I hand the phone back to Busara. It takes a few seconds before I feel like I’m able to talk. “How is this proof?” I ask.

“You saw Carole die in Otherworld yesterday. The same day she died at the facility.”

“You’re not thinking straight. That doesn’t prove anything,” I say. “It would just be my word against the Company’s. Who do you think the cops are going to believe? Milo Yolkin—or some idiot kid with a criminal history?”

Busara goes quiet. “Okay, you’re right,” she says softly. “But I don’t want you to go back to Otherworld. I guess I wasn’t prepared to be right about this. But it’s gotten too real, Simon. Carole died. You could die too.”

“I don’t have a choice. I have to go back. Kat is still there. Gorog is too. I’m not leaving again until both of them are free. If that means killing Milo Yolkin, that’s okay with me.”

“What if you die fighting Magna?” Busara asks. “What’s going to happen to everyone else in the beta test?”

Honestly, it never occurred to me. There aren’t just two lives depending on me. Everyone in the facility is my responsibility. My life couldn’t possibly suck any harder than it does right now.

“Fine,” I huff. “Kat might have information that could help you stop the Company if something happens to us. She saw what happened at Elmer’s. I’ll pass the information along to you after I find her and talk to her. If we die, you’ll need to find a way to use it.”

“I don’t understand,” Busara says. “What kind of information could Kat have?”

“The night of the collapse, I was at the factory. I saw someone throw an object through a hole in the third floor. When it landed on the second floor, all the kids gathered around. That’s what made the floor collapse. Maybe the boards were rotten—or maybe they’d been sabotaged.

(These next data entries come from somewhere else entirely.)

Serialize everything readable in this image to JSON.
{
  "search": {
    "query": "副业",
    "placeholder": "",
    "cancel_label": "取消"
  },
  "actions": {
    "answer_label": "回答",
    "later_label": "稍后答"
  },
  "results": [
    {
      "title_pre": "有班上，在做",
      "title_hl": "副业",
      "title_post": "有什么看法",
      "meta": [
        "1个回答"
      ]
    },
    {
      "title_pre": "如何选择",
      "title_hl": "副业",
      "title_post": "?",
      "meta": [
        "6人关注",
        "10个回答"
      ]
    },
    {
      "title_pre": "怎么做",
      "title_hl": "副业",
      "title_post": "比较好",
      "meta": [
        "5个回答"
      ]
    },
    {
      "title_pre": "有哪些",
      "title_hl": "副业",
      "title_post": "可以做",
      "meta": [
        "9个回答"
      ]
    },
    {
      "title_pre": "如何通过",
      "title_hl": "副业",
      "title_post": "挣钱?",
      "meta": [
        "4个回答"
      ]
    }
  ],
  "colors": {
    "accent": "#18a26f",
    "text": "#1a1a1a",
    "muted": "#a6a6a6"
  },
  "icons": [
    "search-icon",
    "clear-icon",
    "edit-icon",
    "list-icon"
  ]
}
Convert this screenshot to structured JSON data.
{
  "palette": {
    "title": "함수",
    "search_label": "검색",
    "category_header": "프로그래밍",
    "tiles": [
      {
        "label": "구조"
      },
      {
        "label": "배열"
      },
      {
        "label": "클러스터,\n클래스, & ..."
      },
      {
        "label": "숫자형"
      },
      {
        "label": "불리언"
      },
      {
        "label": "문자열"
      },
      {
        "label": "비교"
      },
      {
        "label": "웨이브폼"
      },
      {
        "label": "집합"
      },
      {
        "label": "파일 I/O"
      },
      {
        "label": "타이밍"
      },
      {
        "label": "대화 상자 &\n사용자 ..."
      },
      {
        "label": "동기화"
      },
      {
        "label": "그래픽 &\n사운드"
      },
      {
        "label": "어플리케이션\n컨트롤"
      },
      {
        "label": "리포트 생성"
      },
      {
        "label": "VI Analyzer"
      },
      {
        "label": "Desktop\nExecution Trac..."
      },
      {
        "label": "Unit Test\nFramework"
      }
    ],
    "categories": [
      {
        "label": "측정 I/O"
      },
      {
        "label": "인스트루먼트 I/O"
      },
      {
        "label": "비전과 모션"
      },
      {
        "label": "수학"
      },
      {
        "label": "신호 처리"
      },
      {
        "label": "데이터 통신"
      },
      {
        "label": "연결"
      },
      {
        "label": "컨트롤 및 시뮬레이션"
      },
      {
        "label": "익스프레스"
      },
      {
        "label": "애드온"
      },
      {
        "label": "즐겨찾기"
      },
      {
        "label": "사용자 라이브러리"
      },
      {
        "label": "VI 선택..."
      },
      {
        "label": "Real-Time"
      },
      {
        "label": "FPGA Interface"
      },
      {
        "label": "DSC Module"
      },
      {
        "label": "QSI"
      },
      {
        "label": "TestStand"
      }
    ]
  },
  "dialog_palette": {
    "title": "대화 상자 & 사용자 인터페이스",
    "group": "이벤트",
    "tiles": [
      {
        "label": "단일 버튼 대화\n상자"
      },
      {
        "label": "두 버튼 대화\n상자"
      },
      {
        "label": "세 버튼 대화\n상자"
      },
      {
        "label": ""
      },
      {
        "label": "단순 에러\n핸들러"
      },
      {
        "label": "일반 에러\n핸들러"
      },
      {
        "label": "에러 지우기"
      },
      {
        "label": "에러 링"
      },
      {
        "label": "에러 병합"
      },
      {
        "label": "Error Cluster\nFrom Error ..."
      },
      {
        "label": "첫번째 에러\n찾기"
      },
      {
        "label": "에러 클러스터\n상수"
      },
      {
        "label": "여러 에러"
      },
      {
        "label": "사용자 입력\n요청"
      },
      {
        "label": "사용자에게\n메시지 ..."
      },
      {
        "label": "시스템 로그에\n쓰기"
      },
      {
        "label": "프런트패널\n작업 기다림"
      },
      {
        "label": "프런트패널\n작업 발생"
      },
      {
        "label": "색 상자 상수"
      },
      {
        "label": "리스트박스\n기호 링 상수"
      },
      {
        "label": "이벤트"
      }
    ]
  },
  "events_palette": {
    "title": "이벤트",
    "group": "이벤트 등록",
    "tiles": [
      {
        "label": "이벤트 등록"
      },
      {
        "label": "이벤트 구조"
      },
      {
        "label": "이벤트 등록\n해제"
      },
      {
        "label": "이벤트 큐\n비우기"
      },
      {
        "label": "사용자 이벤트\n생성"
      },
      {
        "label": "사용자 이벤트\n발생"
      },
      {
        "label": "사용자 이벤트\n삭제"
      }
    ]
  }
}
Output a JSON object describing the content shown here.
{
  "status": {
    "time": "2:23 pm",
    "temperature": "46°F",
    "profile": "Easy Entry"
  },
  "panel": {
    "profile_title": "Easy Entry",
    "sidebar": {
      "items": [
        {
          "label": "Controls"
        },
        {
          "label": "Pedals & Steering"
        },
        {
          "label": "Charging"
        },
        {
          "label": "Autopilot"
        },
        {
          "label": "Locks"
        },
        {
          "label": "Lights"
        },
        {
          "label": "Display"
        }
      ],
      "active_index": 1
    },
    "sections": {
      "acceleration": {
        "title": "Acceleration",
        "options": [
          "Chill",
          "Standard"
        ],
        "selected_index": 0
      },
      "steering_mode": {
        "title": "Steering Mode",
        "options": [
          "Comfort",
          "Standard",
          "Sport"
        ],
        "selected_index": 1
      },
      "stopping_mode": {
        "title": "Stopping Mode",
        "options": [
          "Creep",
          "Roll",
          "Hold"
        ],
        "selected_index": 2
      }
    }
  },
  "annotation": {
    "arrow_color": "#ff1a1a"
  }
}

But someone knew that the floor couldn’t handle that much weight in one spot.”

“Wait—you said someone threw an object?” Busara asks. “What kind of object?”

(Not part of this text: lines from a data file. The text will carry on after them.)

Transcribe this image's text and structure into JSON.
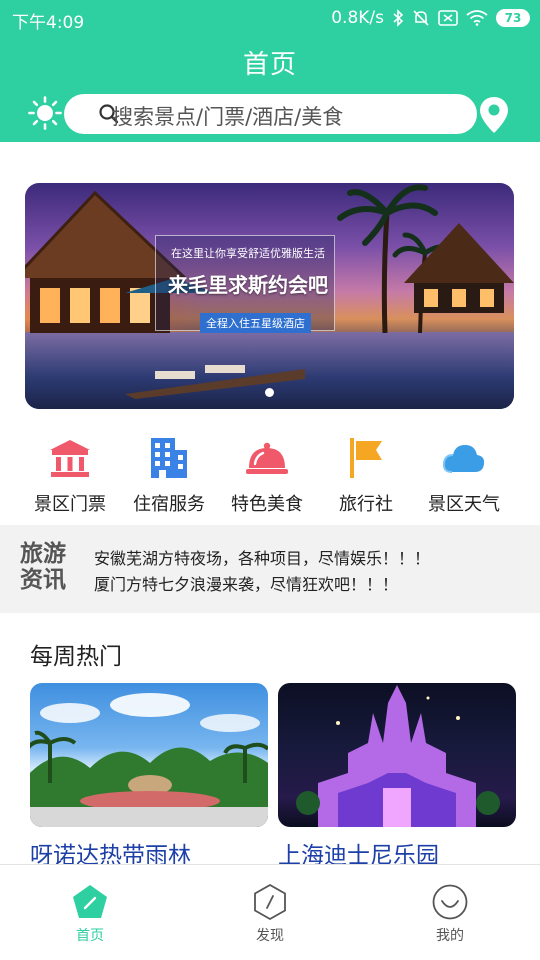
{
  "status_bar": {
    "time": "下午4:09",
    "network_speed": "0.8K/s",
    "battery": "73"
  },
  "header": {
    "title": "首页"
  },
  "search": {
    "placeholder": "搜索景点/门票/酒店/美食"
  },
  "banner": {
    "line1": "在这里让你享受舒适优雅版生活",
    "line2": "来毛里求斯约会吧",
    "line3": "全程入住五星级酒店"
  },
  "categories": [
    {
      "label": "景区门票",
      "icon": "ticket-gate-icon",
      "color": "#f0596a"
    },
    {
      "label": "住宿服务",
      "icon": "building-icon",
      "color": "#3b82e6"
    },
    {
      "label": "特色美食",
      "icon": "food-cloche-icon",
      "color": "#f0596a"
    },
    {
      "label": "旅行社",
      "icon": "flag-icon",
      "color": "#f5a623"
    },
    {
      "label": "景区天气",
      "icon": "cloud-icon",
      "color": "#3b9de6"
    }
  ],
  "news": {
    "logo": "旅游资讯",
    "items": [
      "安徽芜湖方特夜场，各种项目，尽情娱乐！！！",
      "厦门方特七夕浪漫来袭，尽情狂欢吧！！！"
    ]
  },
  "weekly_hot": {
    "title": "每周热门",
    "cards": [
      {
        "title": "呀诺达热带雨林"
      },
      {
        "title": "上海迪士尼乐园"
      }
    ]
  },
  "bottom_nav": {
    "items": [
      {
        "label": "首页",
        "icon": "home-pentagon-icon",
        "active": true
      },
      {
        "label": "发现",
        "icon": "compass-icon",
        "active": false
      },
      {
        "label": "我的",
        "icon": "smile-icon",
        "active": false
      }
    ]
  },
  "colors": {
    "brand": "#2ecfa0",
    "card_title": "#1d3fa8",
    "nav_inactive": "#555555"
  }
}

“It was small and round. And when it landed, it was glowing. That’s all I know, but Kat saw it. She might even have seen the person who threw it. I’d bet you anything there’s a connection to the Company.”

“What did Marlow do when he saw the object?” Busara asks.

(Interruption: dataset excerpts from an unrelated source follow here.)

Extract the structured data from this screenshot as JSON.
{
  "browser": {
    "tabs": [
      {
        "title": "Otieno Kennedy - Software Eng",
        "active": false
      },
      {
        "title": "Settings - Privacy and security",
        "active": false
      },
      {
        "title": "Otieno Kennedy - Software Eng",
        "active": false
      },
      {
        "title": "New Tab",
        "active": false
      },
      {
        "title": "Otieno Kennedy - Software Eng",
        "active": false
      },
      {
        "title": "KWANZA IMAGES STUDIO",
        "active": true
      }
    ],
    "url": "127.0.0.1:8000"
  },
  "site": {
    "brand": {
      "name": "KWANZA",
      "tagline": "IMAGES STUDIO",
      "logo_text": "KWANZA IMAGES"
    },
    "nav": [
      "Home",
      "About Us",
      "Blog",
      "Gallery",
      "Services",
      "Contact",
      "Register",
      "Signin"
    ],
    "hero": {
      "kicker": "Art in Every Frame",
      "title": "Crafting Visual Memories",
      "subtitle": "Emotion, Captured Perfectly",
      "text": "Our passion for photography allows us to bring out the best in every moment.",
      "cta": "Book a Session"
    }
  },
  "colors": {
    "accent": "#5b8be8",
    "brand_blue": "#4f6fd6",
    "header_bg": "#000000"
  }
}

“Marlow?” I try to think back to the night in question. “He shouted something. I think he told everyone to stay away from it.”

I’m loving the look on Busara’s face right now. It’s nice to see I’ve surprised her for once. “You never mentioned any of this,” she says.

“Yeah, well, there’s a lot you never told me, either,” I shoot back.

I bend my head forward and begin to position the disk at the base of my skull.

“Wait,” says Busara. “Give me one more hour. Please. There might be another way.”